The city of Schwerte will house refugees on the site of a former Nazi labor camp. State leaders are appalled, but Schwerte's mayor defended the accommodation, saying it affords more privacy than a gym, for instance.
With ever higher numbers of refugees seeking shelter in Germany, more and more communities face the problem of not having enough room to put them. In some cities, asylum applicants have to stay in crowded gymnasiums; elsewhere, local residents - or violent rightwing extremists - protest against refugee homes in their neighborhood.
In the western German city of Schwerte, North-Rhine Westphalia, city officials thought they had found a satisfying housing solution. They were not expecting the shock and bewilderment that hit them when it became public that refugees were to be set up on the grounds of a former Nazi forced labor camp.
In a press conference on Friday, Schwerte's mayor Heinrich Böckelühr said he and the city council were going to stick with their decision out of conviction.
"The accusation that we in Schwerte are ignorant of our history and insensitive, deeply hit the council and the city administration," the mayor said. "There is a lively welcoming culture here. And putting refugees up in mass shelters, containers or gymnasiums is not our understanding of successful integration."
From forced labor camp to Kindergarten and refugee home
Mayor Böckelühr and members of his city council faced around 30 journalists on Friday - probably more media attention than Schwerte's townhall has ever seen
The contentious refugee home-to-be is on the site of the former Camp Schwerte-Ost, an outpost of the infamous Buchenwald Concentration Camp. The Nazis erected the forced labor camp here where up to some 700 prisoners at a time were held until January 1945. They had to work under grueling conditions, repairing trains of the "Reichsbahn."
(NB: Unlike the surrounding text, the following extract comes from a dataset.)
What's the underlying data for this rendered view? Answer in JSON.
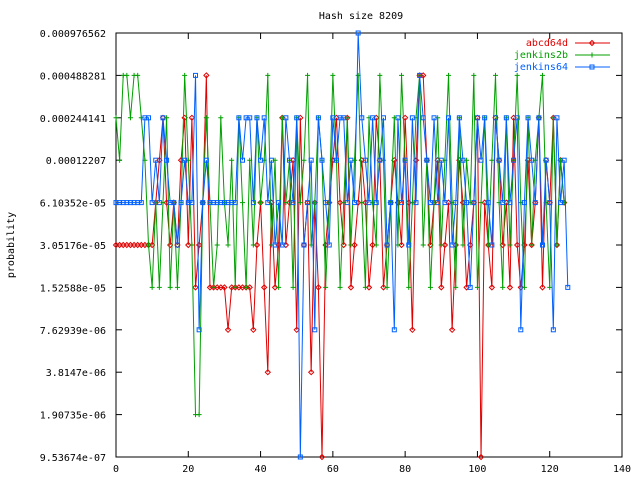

The barracks where prisoners and guards lived have long been torn down. A historic investigation that the town ordered after it became swept up in the media frenzy showed that all the houses on the camp's areal were built in the late 1950s.
Now, 70 years later, 11 male refugees from Guinea, Morocco, Egypt and Bangladesh will move into the building that until recently had housed a kindergarten and artist studios. When the rest of the rooms are ready, 10 more men will move in.
The house looks rather dilapidated from the outside. It's a good 15-minute drive from Schwerte's central town hall to the area which, today, is in the midst of a rundown industrial zone. Right across the street is a noisy factory site. There are no supermarkets, residential areas, or any other options close by where the refugees could mingle with local residents, or buy necessities. That could make integration tough.
To reach a nearby memorial site commemorating the forced laborers who died at the Buchenwald satellite camp, one has to walk along the main street for 100 meters or so and then turn onto a small path. The memorial is a short piece of original train track, whose railroad ties are five stone men, one of them with his mouth opened in a silent scream and one whose head is no more than a skull.
Schwerte erected the memorial in 1990, during a time when remembering the Nazi past was not as wide-spread in Germany as it is today
Criticism from above
State leaders find the decision to house refugees in this environment curious, to say the least. North Rhine-Westphalia's State Premier Hannelore Kraft called it "not a good sign" to house refugees who escaped war and suffering in a former Nazi labor camp. On Thursday, Kraft called on local officials to carefully weigh their decisions and think about it more.
Mayor Böckelühr does not appreciate what he perceives as meddling from above. "With all due respect, we don't need criticism from the state premier," he said. "What we could use is concrete advice: if you don't want us to do it this way, where else should we put the refugees?"
The city of Schwerte is deep in debt and has struggled to accommodate more and more refugees recently. At the moment, there are 173 refugees in three temporary facilities, which are operating at capacity. Between October 2014 and January 15, 2015, North Rhine-Westphalia has allocated 64 persons to Schwerte.
The question of whether the men who will move into the new refugee home have been informed of what their new home used to be was asked numerous times during Friday’s press conference - but not clearly answered.
That’s one issue that Schwerte resident Jens Kritzler is concerned about. The 33-year-old says that this information needs to be made clear to the refugees. "If they say 'we don't care, the main thing is that we get a nice new home' then I think it's fine" to house them on the grounds of the former labor camp.
Daniel Schumacher, a Schwerte resident who runs a club in nearby Dortmund, criticized that the city only really researched the area and invited the public and media to a press conference when the story was already all over the news. "The city of Schwerte didn't act, but had to react," the 28-year-old said. "They committed a political faux-pas." He also worries about his hometown's reputation in Germany - and the world over. Even the New Zealand Herald reported on Schwerte with the headline "German town mulls housing refugees in Nazi concentration camp."